The time for voluntary cooperation for mutual benefit to return as the period of isolating, family destroying, and bureaucratic welfarism of the state to end has come.
edit on 6/22/2011 by Misoir because: (no reason given)

posted on Jun, 22 2011 @ 02:10 AM
Mortality rate was still higher in those days. I don't know how you can wish the old ways to the current situation.
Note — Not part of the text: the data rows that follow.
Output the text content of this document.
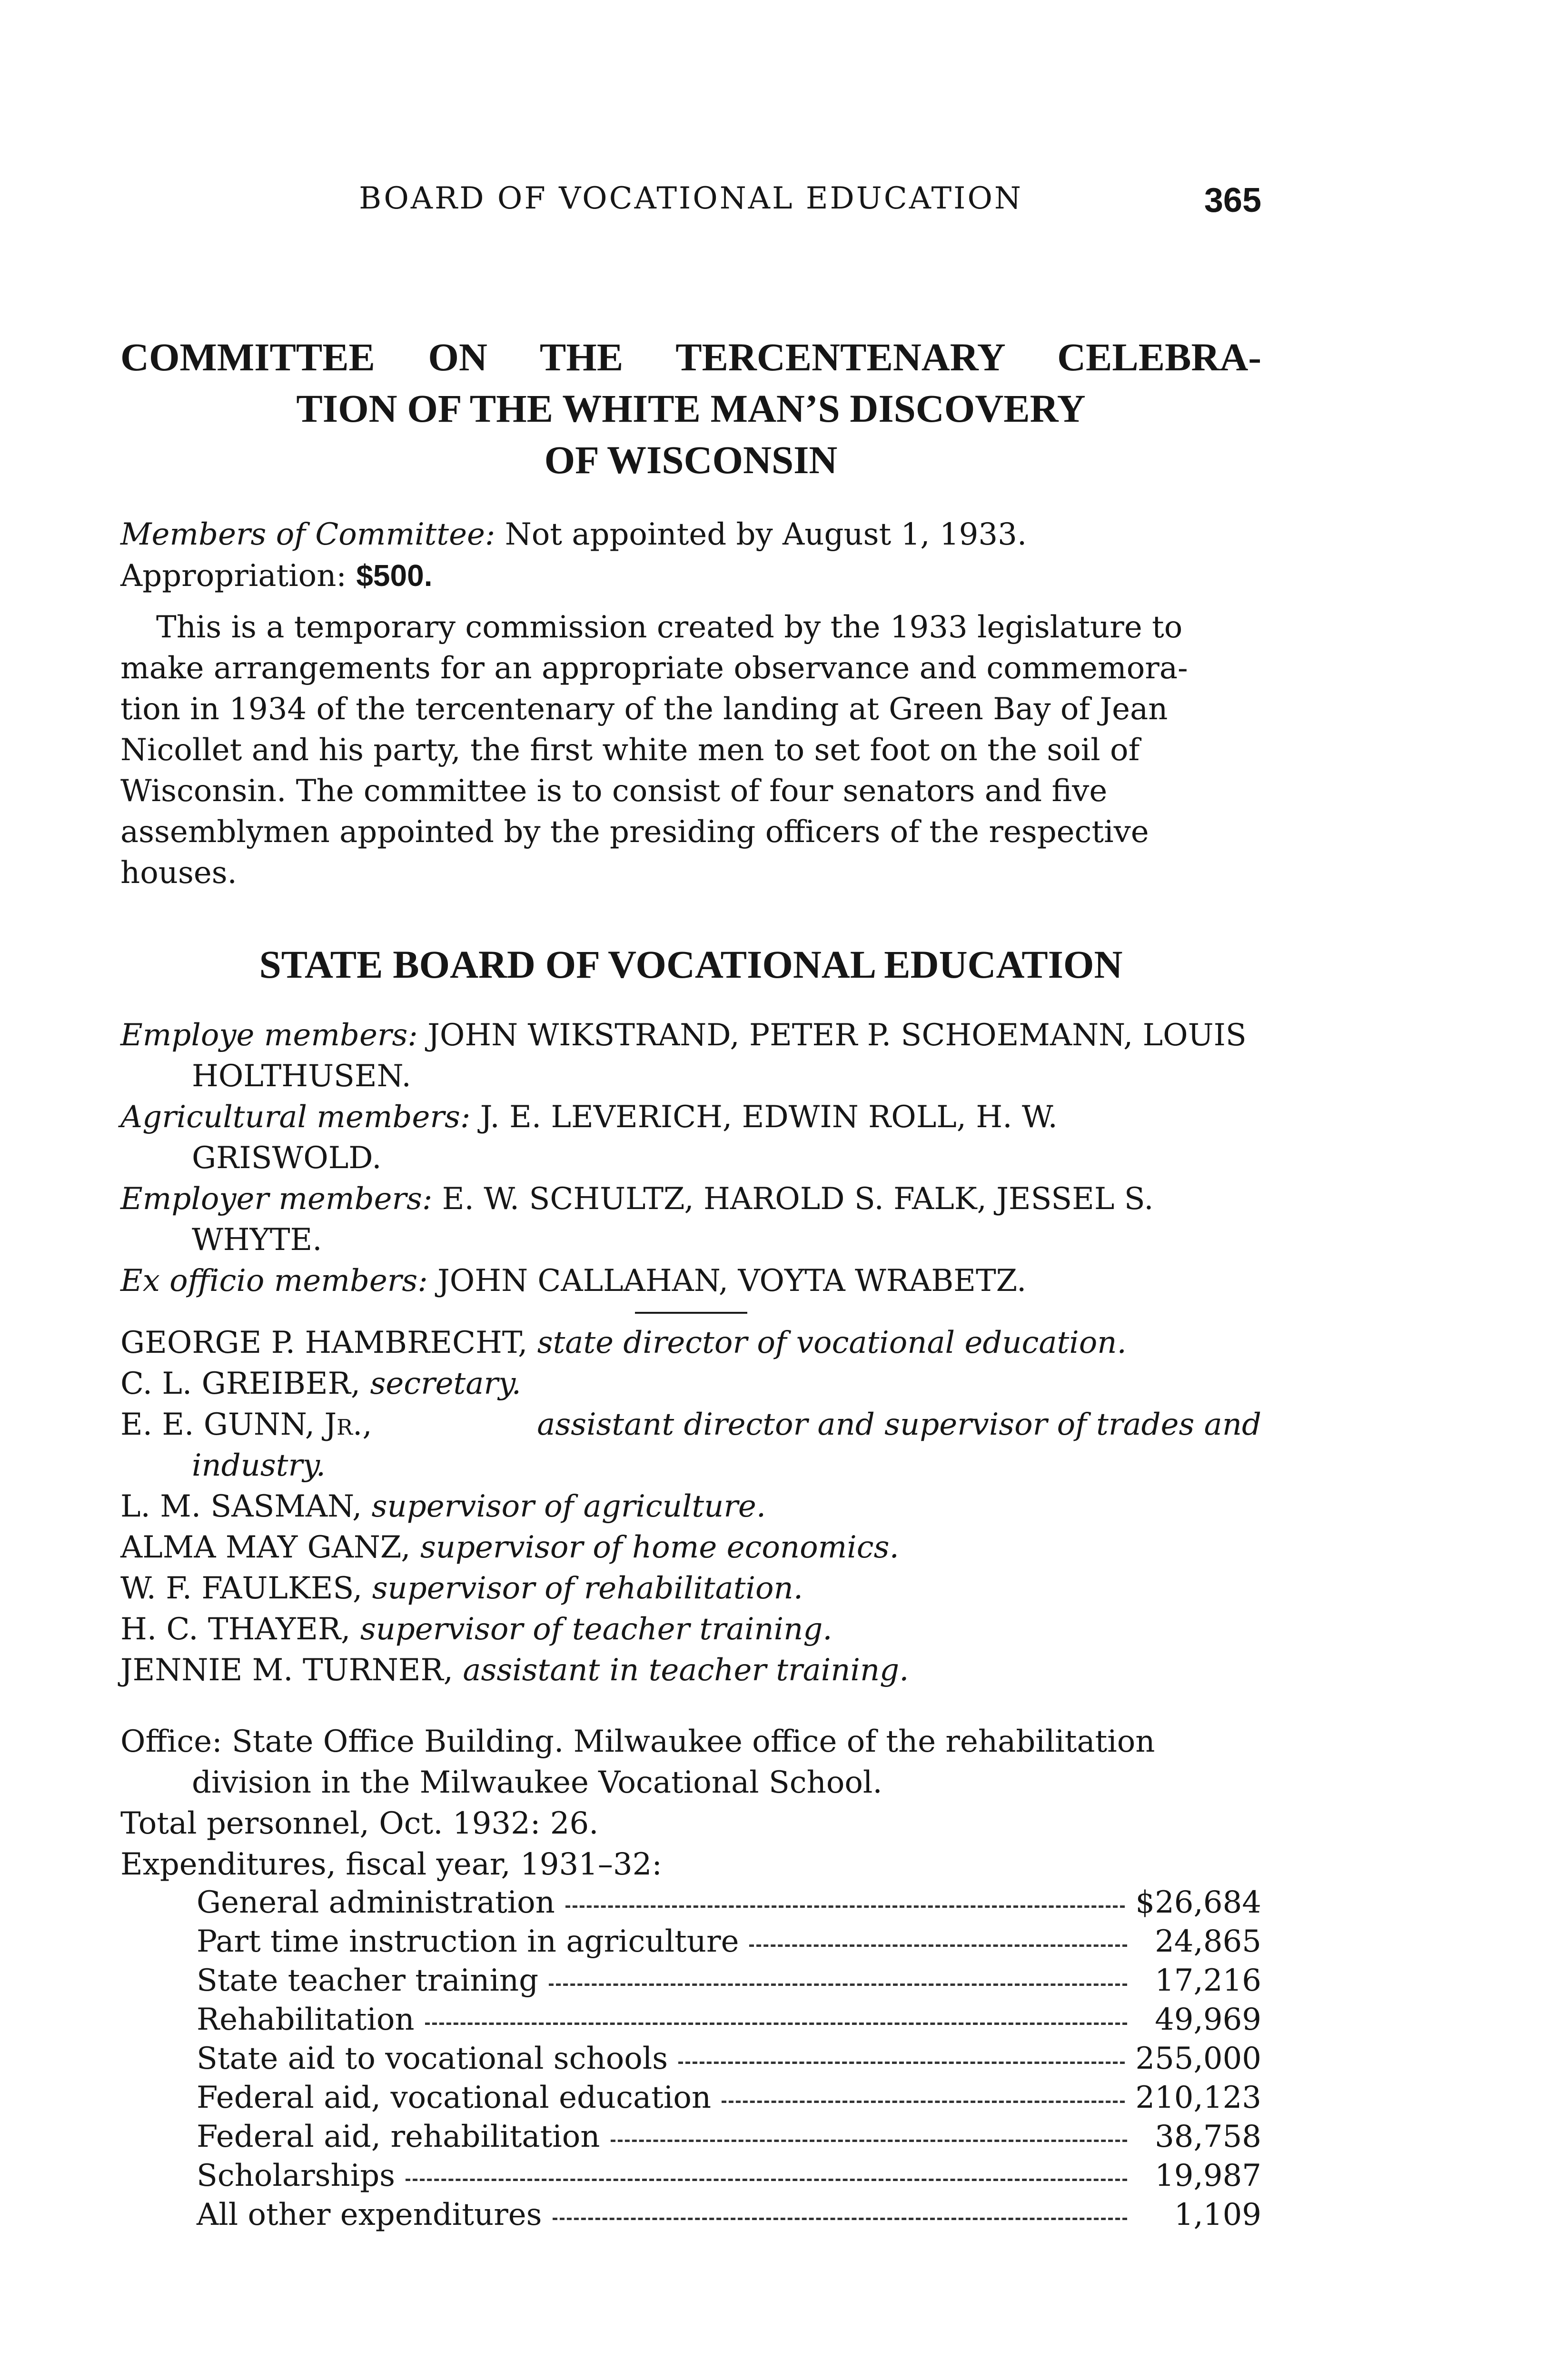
BOARD OF VOCATIONAL EDUCATION	365
COMMITTEE ON THE TERCENTENARY CELEBRA-
TION OF THE WHITE MAN’S DISCOVERY
OF WISCONSIN
Members of Committee: Not appointed by August 1, 1933.
Appropriation: $500.
This is a temporary commission created by the 1933 legislature to
make arrangements for an appropriate observance and commemora-
tion in 1934 of the tercentenary of the landing at Green Bay of Jean
Nicollet and his party, the first white men to set foot on the soil of
Wisconsin. The committee is to consist of four senators and five
assemblymen appointed by the presiding officers of the respective
houses.
STATE BOARD OF VOCATIONAL EDUCATION
Employe members: JOHN WIKSTRAND, PETER P. SCHOEMANN, LOUIS
HOLTHUSEN.
Agricultural members: J. E. LEVERICH, EDWIN ROLL, H. W.
GRISWOLD.
Employer members: E. W. SCHULTZ, HAROLD S. FALK, JESSEL S.
WHYTE.
Ex officio members: JOHN CALLAHAN, VOYTA WRABETZ.
GEORGE P. HAMBRECHT, state director of vocational education.
C. L. GREIBER, secretary.
E. E. GUNN, Jr.,	assistant director and supervisor of trades and
industry.
L. M. SASMAN, supervisor of agriculture.
ALMA MAY GANZ, supervisor of home economics.
W. F. FAULKES, supervisor of rehabilitation.
H. C. THAYER, supervisor of teacher training.
JENNIE M. TURNER, assistant in teacher training.
Office: State Office Building. Milwaukee office of the rehabilitation
division in the Milwaukee Vocational School.
Total personnel, Oct. 1932: 26.
Expenditures, fiscal year, 1931–32:
General administration	$26,684
Part time instruction in agriculture	24,865
State teacher training	17,216
Rehabilitation	49,969
State aid to vocational schools	255,000
Federal aid, vocational education	210,123
Federal aid, rehabilitation	38,758
Scholarships	19,987
All other expenditures	1,109
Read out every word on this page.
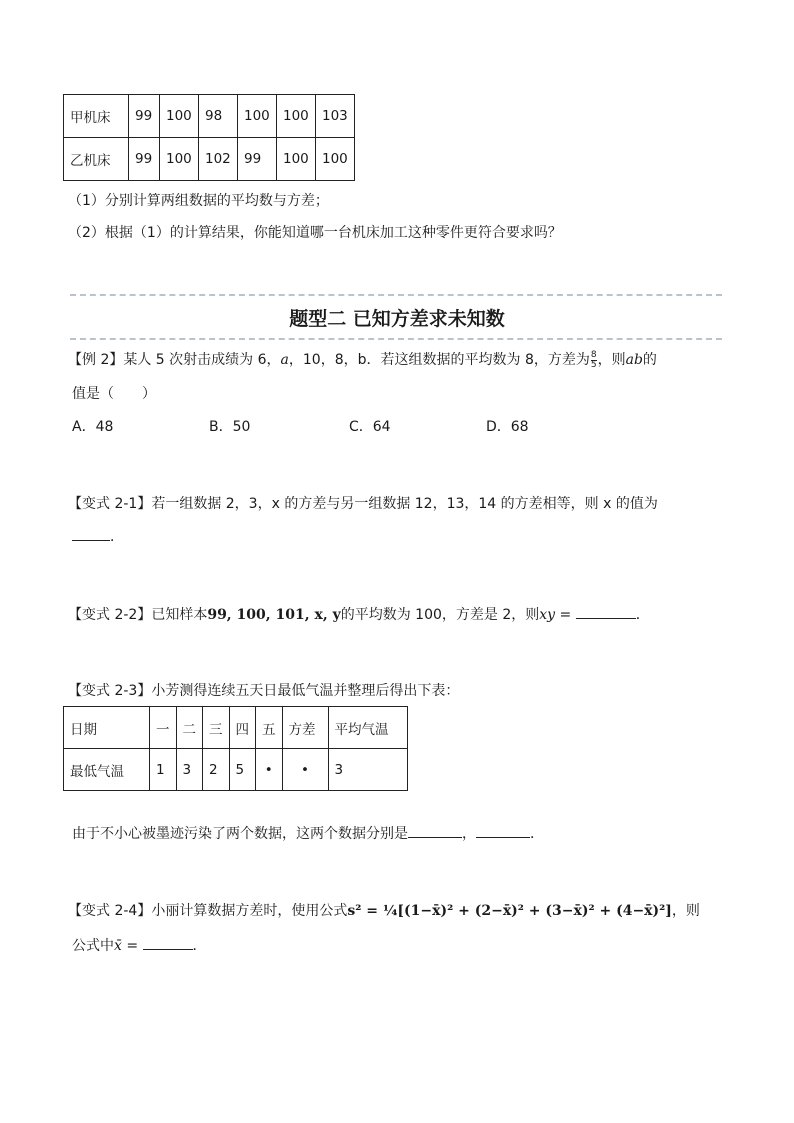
甲机床	99	100	98	100	100	103
乙机床	99	100	102	99	100	100
（1）分别计算两组数据的平均数与方差；
（2）根据（1）的计算结果，你能知道哪一台机床加工这种零件更符合要求吗？
题型二 已知方差求未知数
【例 2】某人 5 次射击成绩为 6，a，10，8，b．若这组数据的平均数为 8，方差为 $\frac{8}{5}$ ，则ab的
值是（　　）
A．48	B．50	C．64	D．68
【变式 2-1】若一组数据 2，3，x 的方差与另一组数据 12，13，14 的方差相等，则 x 的值为
．
【变式 2-2】已知样本99, 100, 101, x, y的平均数为 100，方差是 2，则xy =	．
【变式 2-3】小芳测得连续五天日最低气温并整理后得出下表：
日期	一	二	三	四	五	方差	平均气温
最低气温	1	3	2	5	•	•	3
由于不小心被墨迹污染了两个数据，这两个数据分别是	，	．
【变式 2-4】小丽计算数据方差时，使用公式s² = ¼[(1−x̄)² + (2−x̄)² + (3−x̄)² + (4−x̄)²]，则
公式中x̄ =	．
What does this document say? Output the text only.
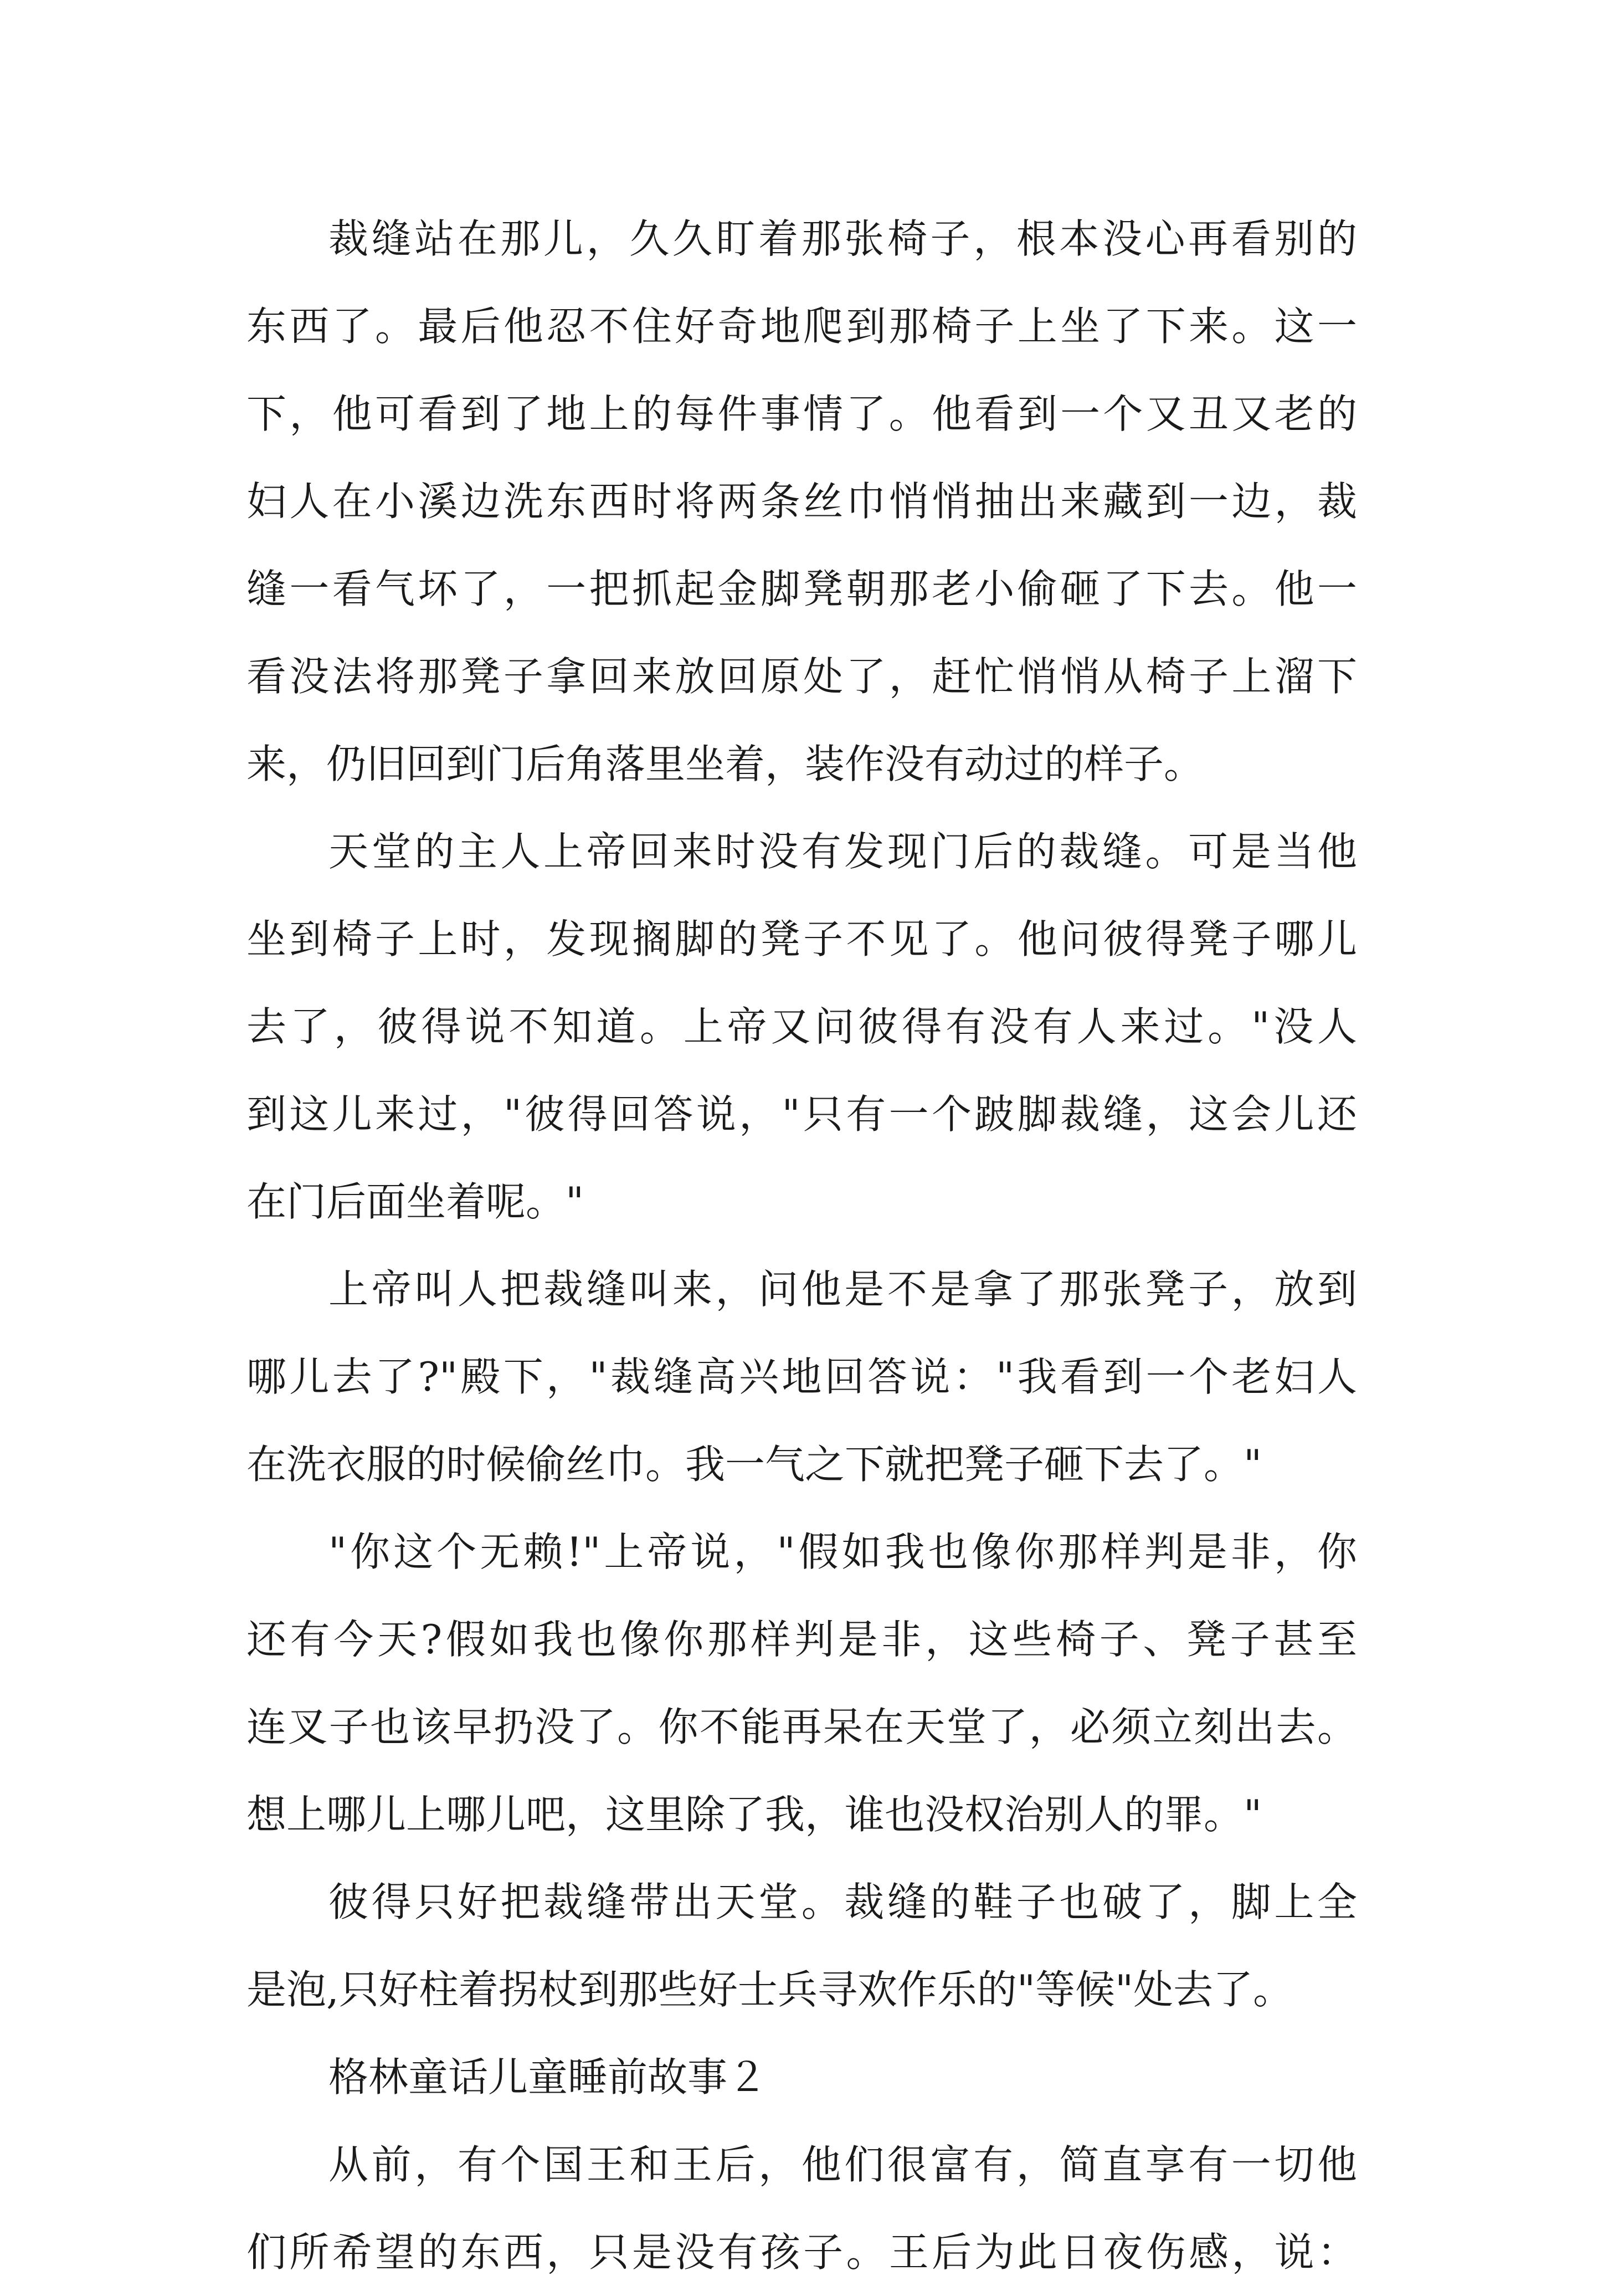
裁缝站在那儿，久久盯着那张椅子，根本没心再看别的
东西了。最后他忍不住好奇地爬到那椅子上坐了下来。这一
下，他可看到了地上的每件事情了。他看到一个又丑又老的
妇人在小溪边洗东西时将两条丝巾悄悄抽出来藏到一边，裁
缝一看气坏了，一把抓起金脚凳朝那老小偷砸了下去。他一
看没法将那凳子拿回来放回原处了，赶忙悄悄从椅子上溜下
来，仍旧回到门后角落里坐着，装作没有动过的样子。
天堂的主人上帝回来时没有发现门后的裁缝。可是当他
坐到椅子上时，发现搁脚的凳子不见了。他问彼得凳子哪儿
去了，彼得说不知道。上帝又问彼得有没有人来过。"没人
到这儿来过，"彼得回答说，"只有一个跛脚裁缝，这会儿还
在门后面坐着呢。"
上帝叫人把裁缝叫来，问他是不是拿了那张凳子，放到
哪儿去了?"殿下，"裁缝高兴地回答说："我看到一个老妇人
在洗衣服的时候偷丝巾。我一气之下就把凳子砸下去了。"
"你这个无赖!"上帝说，"假如我也像你那样判是非，你
还有今天?假如我也像你那样判是非，这些椅子、凳子甚至
连叉子也该早扔没了。你不能再呆在天堂了，必须立刻出去。
想上哪儿上哪儿吧，这里除了我，谁也没权治别人的罪。"
彼得只好把裁缝带出天堂。裁缝的鞋子也破了，脚上全
是泡,只好柱着拐杖到那些好士兵寻欢作乐的"等候"处去了。
格林童话儿童睡前故事２
从前，有个国王和王后，他们很富有，简直享有一切他
们所希望的东西，只是没有孩子。王后为此日夜伤感，说：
Or maybe I do...

More a matter of fine tuning politics surrounding welfare than a problem of intrusive government.

posted on Jun, 22 2011 @ 02:28 AM

Originally posted by Vio1ion
Mortality rate was still higher in those days.

I think common sense would tell you that, yes. Are you saying that mortality rates would not have dropped equally or even more so without the government intereference? Was it government that miraculously created many of the scientific breakthroughs alone? I do not believe so. In fact I would even argue that our present mortality rate would be significantly lower had private individuals and associations been allowed to freely find these breakthroughs without the excessive regulations and restrictions.

I don't know how you can wish the old ways to the current situation. Or maybe I do...

It seems you have a difficult time understanding this, or perhaps you did not read the entire article, either way let me make this simple as possible. Do you think that by removing the welfare state the year 2011 would suddenly become 1911? That is completely unrealistic. Our present day problems would be addressed in a voluntary way by organized individuals for mutual benefit. That would be preferable to our current system where government commits legalized theft because certain individuals in society feel compelled to be compassionate with other individuals' money.

More a matter of fine tuning politics surrounding welfare than a problem of intrusive government.

There is no way to fine-tune something which is completely broken.